I like blogs. I think they are a nice example of technology coming around to meet the way people interact. For years we've said that the secret to a web site was to keep refreshing the content, so people would want to return. The difficulty in keeping content fresh was as much a technological problem (the annoyances of editing, publishing, etc. both at home and on the road) as well as psychological (what needs to be updated, what do people want to read). The blog is to the 2000s what desktop publishing was to the 1980s: expanding publishing tools out to more people. Will everyone write a blog? No. In the 1980s, not everyone wrote a 'zine (although it started to feel like it at times). The comparison continues, as early 'zines suffered from overuse of fonts and design elements that blogs now mirror in incompatible HTML coding and stylesheets. None of this takes away from the very real power of allowing people to publish their writing faster, quicker, and better.
I feel I must say this so that you understand that my negative reaction to this book is to the book itself, and not the book's subject. We've Got Blog
is a mishmash of articles, mostly (if not entirely--I couldn't tell) reprinted from blogs themselves, that tries to define blogs, why they are important, and how they may affect the future of journalism and the Internet. A few of the articles are well-written and interesting; most, however, suffer from their origins in that they seem quite ephemeral and off-the-cuff.
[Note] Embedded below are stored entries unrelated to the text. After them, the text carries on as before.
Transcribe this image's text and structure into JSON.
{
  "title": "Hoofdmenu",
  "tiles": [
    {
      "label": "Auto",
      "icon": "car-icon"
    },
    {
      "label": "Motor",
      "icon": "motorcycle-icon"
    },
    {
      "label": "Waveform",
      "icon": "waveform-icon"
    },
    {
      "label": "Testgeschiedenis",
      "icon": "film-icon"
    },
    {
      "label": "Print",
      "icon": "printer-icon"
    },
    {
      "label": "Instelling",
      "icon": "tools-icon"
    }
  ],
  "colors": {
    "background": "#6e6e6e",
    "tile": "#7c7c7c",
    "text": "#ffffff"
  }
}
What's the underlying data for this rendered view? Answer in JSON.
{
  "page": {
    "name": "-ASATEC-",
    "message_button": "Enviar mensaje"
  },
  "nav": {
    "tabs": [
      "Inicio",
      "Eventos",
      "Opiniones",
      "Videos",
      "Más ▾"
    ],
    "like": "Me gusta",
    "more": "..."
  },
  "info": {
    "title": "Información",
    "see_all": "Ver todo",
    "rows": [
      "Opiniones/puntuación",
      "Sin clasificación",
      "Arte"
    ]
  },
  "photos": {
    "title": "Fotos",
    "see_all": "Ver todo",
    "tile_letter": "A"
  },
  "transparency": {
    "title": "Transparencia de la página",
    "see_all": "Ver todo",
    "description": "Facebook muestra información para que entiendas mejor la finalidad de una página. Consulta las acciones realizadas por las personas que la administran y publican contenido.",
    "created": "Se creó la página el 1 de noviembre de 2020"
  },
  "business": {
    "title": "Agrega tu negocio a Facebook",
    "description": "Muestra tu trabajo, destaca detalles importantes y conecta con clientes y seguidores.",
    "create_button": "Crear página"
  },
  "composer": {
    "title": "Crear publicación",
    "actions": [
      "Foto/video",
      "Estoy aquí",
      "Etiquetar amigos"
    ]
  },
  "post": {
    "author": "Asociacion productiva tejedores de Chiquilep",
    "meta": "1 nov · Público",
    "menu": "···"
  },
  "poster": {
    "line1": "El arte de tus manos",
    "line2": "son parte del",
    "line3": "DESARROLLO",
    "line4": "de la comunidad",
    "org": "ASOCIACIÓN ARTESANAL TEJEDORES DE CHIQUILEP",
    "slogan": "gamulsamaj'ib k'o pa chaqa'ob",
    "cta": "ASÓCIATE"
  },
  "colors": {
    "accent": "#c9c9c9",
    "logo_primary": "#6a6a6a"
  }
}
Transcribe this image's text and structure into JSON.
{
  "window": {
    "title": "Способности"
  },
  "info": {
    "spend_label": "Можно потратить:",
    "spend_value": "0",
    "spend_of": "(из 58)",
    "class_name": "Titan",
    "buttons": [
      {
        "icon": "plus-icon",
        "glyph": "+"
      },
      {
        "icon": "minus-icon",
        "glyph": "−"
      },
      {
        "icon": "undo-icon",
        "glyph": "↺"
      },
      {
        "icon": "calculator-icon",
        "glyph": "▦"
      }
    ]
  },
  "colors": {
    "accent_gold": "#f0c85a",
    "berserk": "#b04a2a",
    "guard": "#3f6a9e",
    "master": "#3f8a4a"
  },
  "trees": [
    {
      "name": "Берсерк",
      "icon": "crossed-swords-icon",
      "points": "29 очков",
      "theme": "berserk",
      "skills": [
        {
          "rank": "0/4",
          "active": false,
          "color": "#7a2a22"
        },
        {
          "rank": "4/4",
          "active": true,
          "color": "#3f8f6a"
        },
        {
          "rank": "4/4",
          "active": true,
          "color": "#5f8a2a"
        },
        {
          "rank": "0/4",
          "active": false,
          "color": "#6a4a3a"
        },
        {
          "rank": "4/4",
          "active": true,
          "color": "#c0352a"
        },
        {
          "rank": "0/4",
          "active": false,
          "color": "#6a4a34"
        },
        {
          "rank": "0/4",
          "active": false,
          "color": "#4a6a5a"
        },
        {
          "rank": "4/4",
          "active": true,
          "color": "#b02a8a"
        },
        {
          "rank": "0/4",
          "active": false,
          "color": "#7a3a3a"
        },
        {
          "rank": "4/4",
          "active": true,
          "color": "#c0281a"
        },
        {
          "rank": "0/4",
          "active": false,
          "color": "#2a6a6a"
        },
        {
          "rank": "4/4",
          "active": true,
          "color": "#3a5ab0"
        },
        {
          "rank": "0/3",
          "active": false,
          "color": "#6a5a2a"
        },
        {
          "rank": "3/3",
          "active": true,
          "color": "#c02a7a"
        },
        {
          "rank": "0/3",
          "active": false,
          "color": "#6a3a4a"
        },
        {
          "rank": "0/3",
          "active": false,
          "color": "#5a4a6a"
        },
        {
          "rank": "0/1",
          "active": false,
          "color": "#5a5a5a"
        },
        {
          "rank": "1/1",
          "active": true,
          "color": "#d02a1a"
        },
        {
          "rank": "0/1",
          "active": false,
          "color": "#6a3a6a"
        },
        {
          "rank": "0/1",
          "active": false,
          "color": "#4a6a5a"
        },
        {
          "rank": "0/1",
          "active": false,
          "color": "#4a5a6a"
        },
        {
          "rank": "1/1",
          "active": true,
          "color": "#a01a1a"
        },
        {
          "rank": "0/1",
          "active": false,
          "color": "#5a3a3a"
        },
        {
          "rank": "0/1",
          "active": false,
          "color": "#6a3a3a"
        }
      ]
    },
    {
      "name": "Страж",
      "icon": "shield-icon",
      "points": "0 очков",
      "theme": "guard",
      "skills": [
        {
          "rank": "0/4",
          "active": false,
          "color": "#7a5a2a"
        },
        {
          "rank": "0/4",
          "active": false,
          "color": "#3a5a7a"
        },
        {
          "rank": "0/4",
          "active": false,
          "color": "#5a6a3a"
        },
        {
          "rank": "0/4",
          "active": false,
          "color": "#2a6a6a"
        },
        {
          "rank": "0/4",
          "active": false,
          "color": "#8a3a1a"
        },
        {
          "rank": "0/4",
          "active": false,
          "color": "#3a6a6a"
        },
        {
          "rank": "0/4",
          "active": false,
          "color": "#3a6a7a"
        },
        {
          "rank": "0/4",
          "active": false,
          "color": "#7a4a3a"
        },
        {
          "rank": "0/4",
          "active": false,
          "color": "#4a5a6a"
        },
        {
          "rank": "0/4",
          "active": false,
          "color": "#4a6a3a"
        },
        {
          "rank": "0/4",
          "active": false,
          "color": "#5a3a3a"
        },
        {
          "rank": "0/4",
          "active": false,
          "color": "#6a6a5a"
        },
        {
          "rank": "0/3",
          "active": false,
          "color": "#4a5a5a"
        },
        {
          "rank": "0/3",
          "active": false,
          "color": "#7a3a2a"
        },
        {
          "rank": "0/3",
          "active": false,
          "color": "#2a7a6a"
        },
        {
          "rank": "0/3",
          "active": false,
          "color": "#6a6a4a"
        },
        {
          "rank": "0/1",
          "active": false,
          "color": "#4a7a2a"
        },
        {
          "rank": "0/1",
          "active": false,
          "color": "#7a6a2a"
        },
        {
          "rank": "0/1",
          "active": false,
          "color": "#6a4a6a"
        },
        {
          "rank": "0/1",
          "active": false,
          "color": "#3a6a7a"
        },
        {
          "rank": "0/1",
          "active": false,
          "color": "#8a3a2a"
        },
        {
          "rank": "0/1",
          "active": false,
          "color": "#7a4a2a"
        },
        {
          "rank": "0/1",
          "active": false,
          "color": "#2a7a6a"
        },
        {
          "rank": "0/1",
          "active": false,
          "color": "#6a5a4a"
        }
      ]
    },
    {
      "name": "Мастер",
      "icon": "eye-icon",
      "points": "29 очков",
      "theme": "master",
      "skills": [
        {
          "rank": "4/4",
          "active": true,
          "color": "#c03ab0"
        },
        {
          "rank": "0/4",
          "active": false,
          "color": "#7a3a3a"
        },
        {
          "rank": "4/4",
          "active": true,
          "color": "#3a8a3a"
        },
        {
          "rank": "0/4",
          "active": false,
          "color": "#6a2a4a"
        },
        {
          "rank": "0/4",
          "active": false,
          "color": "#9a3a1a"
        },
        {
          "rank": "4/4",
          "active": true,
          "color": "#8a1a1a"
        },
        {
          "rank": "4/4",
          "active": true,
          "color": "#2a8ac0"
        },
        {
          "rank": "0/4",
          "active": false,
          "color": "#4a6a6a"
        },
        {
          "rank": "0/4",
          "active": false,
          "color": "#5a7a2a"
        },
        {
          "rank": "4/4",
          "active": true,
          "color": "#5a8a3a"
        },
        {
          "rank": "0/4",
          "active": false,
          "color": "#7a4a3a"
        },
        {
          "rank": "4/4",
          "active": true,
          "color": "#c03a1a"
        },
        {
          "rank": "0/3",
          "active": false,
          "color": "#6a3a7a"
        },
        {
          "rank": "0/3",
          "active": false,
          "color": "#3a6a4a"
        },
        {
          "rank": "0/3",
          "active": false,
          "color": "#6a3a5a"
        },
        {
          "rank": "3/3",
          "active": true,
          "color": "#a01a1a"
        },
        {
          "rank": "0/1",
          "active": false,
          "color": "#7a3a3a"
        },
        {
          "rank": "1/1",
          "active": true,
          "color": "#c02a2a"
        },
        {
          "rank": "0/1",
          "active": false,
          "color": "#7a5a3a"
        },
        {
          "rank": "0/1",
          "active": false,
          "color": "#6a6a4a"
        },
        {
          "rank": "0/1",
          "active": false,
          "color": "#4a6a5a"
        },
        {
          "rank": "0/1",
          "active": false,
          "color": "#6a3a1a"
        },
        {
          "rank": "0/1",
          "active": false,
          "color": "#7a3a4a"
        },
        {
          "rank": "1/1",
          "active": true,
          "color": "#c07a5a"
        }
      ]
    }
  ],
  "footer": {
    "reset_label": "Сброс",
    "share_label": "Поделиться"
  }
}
Despite the "solution" to do links in the originals as endnotes, when you read text in a book that lacks the immediacy to check out the links, something is lost. If anything, the book truly makes it clear the difference between print and screen. Most of the articles seem strange because of the very ephemeral nature of how they were originally published, how putting them in a compiliation removed them from the very time and place that they were meant to be. This is especially true of the extended conversation about MetaFilter from MetaFilter that ends the book, where the banality of the conversation overwhelms the permancy of acid-free paper.
I'm 0 for 2 in reading books about blogs (I wasn't much impressed by Rebecca Blood's handbook, either), but I remain committed to the medium in spite of this. We've Got Blog
is useful for the historical record (although the Internet Archive probably could have provided this as well), but we're still waiting for the book that will truly help codify what the fuss is all about.